Sastro regarded the ornate plasterwork of the ceiling with some interest. “There are, of course, my personal retainers . . .”
“How many?”
“I could muster maybe eight hundred if I called out some of the lesser client houses as well.”
“Their arms?”
“Arquebuses and sword-and-buckler men. No pikes, but then pikes are no better at street fighting than cavalry.”
“That would be ideal. They could cover an assault by my brethren. How long would it take to muster them?”
“A few days.”
The two men looked at each other like a pair of prize-fighters weighing up each other’s strengths and weaknesses in the ring.

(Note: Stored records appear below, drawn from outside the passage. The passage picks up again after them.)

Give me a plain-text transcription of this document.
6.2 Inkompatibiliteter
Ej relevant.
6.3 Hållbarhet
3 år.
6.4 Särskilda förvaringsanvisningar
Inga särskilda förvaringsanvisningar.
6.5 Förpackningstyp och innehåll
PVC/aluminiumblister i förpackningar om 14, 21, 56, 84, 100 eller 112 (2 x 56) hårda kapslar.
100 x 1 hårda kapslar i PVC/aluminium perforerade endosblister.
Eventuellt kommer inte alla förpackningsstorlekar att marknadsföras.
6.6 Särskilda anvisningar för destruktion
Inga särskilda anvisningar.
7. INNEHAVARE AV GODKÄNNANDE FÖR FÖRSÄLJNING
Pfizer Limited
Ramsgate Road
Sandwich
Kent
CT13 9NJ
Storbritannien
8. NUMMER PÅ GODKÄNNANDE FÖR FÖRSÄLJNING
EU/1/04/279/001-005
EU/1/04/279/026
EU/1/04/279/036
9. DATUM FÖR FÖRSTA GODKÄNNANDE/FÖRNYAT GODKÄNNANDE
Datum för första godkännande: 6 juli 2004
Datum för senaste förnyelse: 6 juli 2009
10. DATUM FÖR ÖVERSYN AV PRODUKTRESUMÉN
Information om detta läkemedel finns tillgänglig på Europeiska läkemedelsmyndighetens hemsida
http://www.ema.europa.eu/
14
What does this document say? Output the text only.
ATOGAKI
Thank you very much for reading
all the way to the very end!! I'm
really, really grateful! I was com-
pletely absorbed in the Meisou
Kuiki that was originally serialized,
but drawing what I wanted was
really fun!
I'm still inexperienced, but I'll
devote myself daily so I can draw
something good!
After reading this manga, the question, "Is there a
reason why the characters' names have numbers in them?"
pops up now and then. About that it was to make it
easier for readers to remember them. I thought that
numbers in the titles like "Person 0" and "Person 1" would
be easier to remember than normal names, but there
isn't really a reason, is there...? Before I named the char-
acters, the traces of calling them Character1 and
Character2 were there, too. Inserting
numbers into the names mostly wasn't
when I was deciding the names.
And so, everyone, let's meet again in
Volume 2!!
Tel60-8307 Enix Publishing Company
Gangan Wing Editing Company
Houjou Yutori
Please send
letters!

“You realize I would be risking my house, my followers, ultimately my fortune,” Sastro drawled.
“The Hebrian treasury is in the possession of the council. You would be amply compensated,” Quirion growled.
“That is not what I was thinking of,” Sastro said. “No, money is not my main concern. It is just that my men like to fight for the betterment of their lord’s situation as well as their own.”
“They would be defending the True Faith of the Ramusian kingdoms. Is that not reward enough?”
“It should be, I know, my dear Presbyter. But not all men are as . . . single-minded, you might say, as your brethren.”
“What do you want, Lord Carrera?” Quirion asked, though he thought he already knew.
“You are looking through the archives, are you not, trying to establish who should take the throne now that the Hibrusid line is finished?”